Dubose deserves his second chance
A year and a half doesn’t seem like such a long time in the grand scheme of things. But when you’ve spent that amount of time away from something you love, something that has been such a meaningful part of your life, for the majority of your life, it seems like forever.
Mike Dubose can tell you something about how that feels.
He returns this year to the game that has meant so much to him since his boy hood days in Covington County. He expressed in a recent interview, after being named head coach at Northview High, the difficulty he had watching football games last year despite his great love for the game. Not because of any bitterness over his unceremonious dismissal from the head coaching position at the University of Alabama but because he missed it so much.
I recall how difficult it was to go to a game and merely sit in the stands that first year after I ended my high school playing days. I was not a star ­ far from it ­ but even I found it very difficult to be that far from the action. No longer a participant, but an observer. I can only imagine the agony that someone with as successful a football career as Mike Dubose must have gone through.
Yes, I said successful.
His personal and professional shortcomings of his last few years in Tuscaloosa notwithstanding, Mike Dubose’s life has been one of tremendous success in the game of football.
A defensive standout for the Opp Bobcats, he was recruited and signed by none other that Paul "Bear" Bryant to play linebacker for the Crimson Tide. Originally given the No. 57, he coveted the legendary No. 54 previously worn by All-American Lee Roy Jordan, a jersey Bear reserved for only the best. Dubose was awarded the jersey in his junior year and set about proving he was worthy of it.

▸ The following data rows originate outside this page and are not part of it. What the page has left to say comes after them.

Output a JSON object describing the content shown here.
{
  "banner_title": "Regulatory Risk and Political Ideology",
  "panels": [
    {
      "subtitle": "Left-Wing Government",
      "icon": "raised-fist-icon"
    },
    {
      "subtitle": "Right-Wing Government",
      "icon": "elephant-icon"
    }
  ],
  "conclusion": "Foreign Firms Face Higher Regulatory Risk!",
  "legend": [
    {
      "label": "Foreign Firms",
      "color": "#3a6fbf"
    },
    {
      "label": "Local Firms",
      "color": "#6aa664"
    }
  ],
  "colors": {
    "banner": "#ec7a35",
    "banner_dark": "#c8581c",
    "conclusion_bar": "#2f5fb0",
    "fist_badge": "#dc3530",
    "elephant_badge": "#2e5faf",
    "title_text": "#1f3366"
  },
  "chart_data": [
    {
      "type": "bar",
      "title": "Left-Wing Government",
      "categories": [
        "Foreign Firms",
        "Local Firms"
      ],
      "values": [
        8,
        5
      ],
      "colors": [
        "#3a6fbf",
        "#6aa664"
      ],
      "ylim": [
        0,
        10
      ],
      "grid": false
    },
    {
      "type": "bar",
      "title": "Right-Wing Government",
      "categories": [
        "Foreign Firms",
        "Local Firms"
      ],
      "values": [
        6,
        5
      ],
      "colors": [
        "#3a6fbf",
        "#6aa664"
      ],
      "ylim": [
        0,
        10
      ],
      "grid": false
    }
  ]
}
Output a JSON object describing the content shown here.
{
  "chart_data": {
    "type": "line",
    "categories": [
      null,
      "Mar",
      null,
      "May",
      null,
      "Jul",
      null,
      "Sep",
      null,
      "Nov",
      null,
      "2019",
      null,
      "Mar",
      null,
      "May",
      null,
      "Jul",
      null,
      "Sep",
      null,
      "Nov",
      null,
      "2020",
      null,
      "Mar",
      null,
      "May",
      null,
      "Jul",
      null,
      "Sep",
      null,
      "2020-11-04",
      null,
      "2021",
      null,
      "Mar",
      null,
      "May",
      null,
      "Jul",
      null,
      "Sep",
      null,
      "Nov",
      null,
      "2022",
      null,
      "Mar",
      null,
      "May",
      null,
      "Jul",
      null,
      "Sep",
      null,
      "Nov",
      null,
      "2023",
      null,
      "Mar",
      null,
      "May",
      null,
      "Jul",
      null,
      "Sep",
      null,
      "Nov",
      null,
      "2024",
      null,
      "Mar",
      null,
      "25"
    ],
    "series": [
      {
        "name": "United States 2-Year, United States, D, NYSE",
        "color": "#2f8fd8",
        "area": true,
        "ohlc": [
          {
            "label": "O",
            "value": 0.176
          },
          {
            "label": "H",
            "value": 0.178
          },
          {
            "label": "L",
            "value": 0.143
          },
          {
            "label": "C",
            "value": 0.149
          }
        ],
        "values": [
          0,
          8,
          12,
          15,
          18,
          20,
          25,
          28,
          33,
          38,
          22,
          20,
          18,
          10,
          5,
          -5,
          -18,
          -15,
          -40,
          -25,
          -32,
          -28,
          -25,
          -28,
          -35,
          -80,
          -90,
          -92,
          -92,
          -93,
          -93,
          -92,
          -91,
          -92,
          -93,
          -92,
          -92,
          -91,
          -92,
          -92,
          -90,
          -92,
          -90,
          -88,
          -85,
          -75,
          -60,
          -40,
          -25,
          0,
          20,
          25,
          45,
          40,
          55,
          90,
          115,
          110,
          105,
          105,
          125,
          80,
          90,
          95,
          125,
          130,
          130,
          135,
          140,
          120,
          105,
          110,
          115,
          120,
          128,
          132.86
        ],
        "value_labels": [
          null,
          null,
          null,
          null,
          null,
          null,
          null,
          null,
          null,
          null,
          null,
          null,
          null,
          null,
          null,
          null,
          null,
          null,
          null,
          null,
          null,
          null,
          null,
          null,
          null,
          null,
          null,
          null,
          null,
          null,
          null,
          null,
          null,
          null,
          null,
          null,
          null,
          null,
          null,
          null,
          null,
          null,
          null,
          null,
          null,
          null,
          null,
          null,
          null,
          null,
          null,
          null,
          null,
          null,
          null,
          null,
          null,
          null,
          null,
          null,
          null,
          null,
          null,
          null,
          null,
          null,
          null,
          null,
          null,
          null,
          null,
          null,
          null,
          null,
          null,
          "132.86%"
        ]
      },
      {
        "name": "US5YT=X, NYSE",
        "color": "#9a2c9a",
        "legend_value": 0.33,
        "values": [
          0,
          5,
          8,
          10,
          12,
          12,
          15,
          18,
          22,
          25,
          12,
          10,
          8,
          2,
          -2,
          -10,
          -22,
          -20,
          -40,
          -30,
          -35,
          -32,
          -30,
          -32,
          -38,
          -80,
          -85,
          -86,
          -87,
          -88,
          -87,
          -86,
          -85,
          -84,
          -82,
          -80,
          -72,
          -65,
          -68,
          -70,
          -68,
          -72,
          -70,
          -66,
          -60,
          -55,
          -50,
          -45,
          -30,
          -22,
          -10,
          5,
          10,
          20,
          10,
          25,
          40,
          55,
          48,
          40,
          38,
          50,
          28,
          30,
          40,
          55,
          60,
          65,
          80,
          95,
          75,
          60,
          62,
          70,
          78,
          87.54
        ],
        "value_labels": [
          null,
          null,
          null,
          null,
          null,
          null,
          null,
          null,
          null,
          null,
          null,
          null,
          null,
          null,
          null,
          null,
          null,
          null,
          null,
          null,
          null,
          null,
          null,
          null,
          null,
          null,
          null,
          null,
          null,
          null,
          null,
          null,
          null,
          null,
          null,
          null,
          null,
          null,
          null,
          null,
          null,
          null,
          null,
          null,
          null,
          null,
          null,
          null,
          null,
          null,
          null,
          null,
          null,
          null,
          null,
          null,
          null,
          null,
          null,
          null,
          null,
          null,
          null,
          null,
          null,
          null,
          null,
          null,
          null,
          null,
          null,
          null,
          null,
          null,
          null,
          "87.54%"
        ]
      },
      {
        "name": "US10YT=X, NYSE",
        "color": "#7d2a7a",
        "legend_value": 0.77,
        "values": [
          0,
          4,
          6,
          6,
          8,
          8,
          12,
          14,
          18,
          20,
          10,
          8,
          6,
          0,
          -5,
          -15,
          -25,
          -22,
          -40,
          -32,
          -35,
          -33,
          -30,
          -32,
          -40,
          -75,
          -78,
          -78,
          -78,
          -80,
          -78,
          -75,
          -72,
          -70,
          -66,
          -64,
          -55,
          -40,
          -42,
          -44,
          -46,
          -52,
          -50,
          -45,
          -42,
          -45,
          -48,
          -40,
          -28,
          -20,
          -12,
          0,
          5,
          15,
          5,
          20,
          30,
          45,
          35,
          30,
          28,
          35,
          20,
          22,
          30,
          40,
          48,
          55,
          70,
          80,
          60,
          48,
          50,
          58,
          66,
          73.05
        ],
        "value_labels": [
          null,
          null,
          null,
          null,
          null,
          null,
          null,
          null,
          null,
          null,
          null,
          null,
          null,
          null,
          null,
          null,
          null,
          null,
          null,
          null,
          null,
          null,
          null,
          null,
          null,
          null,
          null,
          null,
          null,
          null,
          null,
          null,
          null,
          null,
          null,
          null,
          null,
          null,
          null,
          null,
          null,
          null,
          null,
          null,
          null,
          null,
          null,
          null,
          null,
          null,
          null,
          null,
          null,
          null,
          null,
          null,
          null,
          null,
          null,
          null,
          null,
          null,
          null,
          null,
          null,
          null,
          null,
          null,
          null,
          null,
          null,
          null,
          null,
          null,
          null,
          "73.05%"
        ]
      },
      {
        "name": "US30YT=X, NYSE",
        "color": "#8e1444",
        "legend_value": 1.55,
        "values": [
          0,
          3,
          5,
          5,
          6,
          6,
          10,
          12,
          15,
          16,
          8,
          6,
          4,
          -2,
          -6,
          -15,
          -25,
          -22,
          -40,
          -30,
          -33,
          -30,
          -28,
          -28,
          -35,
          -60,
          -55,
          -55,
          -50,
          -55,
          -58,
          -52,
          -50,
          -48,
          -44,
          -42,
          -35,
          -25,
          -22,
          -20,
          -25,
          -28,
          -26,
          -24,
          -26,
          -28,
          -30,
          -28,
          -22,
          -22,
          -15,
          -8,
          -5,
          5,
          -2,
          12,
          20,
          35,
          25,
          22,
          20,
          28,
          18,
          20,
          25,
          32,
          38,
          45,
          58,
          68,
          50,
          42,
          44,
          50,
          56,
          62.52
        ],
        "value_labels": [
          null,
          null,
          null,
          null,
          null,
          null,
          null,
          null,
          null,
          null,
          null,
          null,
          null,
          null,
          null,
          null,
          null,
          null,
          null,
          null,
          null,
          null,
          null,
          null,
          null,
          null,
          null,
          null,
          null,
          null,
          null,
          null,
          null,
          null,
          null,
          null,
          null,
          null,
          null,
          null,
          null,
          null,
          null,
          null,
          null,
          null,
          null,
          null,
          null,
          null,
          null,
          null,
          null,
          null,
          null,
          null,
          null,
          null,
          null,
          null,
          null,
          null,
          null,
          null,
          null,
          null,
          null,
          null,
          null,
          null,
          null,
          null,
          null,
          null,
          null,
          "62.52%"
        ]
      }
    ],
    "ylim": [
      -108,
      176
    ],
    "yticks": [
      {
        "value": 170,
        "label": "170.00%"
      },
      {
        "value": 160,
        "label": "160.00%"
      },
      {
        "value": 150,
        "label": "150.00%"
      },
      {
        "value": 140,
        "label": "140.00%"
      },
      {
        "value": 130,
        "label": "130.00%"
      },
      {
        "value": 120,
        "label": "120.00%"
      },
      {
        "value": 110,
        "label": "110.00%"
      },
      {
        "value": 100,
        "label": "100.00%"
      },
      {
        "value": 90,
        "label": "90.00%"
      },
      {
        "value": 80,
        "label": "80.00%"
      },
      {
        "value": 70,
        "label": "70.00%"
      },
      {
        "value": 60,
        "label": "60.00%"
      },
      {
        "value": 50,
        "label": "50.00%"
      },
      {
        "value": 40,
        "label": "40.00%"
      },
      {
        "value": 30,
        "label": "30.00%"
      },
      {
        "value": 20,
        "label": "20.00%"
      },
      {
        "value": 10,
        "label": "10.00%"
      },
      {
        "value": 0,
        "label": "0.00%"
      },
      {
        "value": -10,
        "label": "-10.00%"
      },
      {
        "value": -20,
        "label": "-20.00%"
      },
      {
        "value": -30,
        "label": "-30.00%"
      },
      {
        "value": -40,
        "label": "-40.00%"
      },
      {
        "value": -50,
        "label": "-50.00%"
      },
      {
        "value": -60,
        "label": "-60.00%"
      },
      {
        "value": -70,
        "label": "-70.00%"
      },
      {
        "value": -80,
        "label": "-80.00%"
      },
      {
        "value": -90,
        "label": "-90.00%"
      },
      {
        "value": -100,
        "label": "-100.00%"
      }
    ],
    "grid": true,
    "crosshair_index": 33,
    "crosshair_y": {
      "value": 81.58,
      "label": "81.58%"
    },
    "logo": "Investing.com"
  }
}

During the early 70s, the Bama teams Dubose played on went 32-4 while winning three SEC championships and one national title. For his part, Dubose had 129 tackles, 71 assists, and 26 tackles behind the line during his 3 years with the Tide. He is tied for fifth all time in career tackles behind the line and career fumbles caused, and second in career recoveries.
His success didn’t cease with his playing days either. After coaching in the high school ranks and later as a college assistant, Dubose returned to Alabama as a defensive line coach under Ray Perkins then as defensive coordinator under Gene Stallings. Since his return to Alabama in 1990 his defenses were ranked at least eighth in the nation against the run four times, including the country’s best 55 yards a game in the Tide’s national title year of 1992.
Dubose coached five NFL first round picks in Emanuel King, Jon Hand, Cornelius Bennett, John Copeland, and Eric Curry. Bennett and Curry finished in the top 10 for the Heisman Trophy.
Yet, after all that success, all those impressive stats, even being named SEC Working Coach of the Year in ’91 and ’94 and SEC Coach of the Year in ’99, there are those out there, and more than a few, who think the folks at Northview High are nuts for hiring this guy. They refuse to put the disastrous 2000 season where it belongs ­ in the past ­ as Dubose wants so desperately to do.
Alabama fans and detractors alike will, unfortunately, most likely always remember his tenure in terms of recruiting violations and an extra-marital affair. Many of them said "good riddance" after his 2000 team fell completely apart amid scandal and rumors of impending NCAA sanctions.
But let’s face it, the off-field shenanigans weren’t what ended Dubose’s "dream job" at Alabama. It was the fact that he lost, and lost often, that last season. If it were the other things he would have been fired soon after those things surfaced. The unfair part is that Dubose was the one saddled with all the blame.
There were signs all along of the Tide’s collapse. In-fighting, favoritism among the players, divisiveness among the coaching staff ­ all led up to the wheels eventually coming off.
Mike Dubose didn’t suddenly forget how to coach one year after being named the best coach in the best conference in the country. His downfall probably was, after years of being an assistant coach, not dealing with the disciplinary problems that had cropped up within the locker room he was now the man in charge of.
And whether you choose to believe it or not, Dubose is likely not responsible for the NCAA violations that took place during his head coaching stint. Look all you want and I don’t believe you will find Mike Dubose implicated in any of the infractions that got Alabama in the mess it’s in today. You will find boosters and assistant coaches named but again it points to a lack of discipline and loyalty among the staff as a whole.
It’s time to leave the man alone and let him get back to what he’s good at ­ really good at ­ coaching football. Northview, which went winless last season, is tickled pink to have him and they reportedly have more players going out for spring training because of it. Gene Stallings, the man who knows first-hand what kind of coach Dubose is, gave Northview a glowing recommendation, saying he would hire him in a minute if he was still coaching.
Mike Dubose, from all indications, is at peace with himself and is ready to resume his coaching career. Let’s let him coach and judge him on that.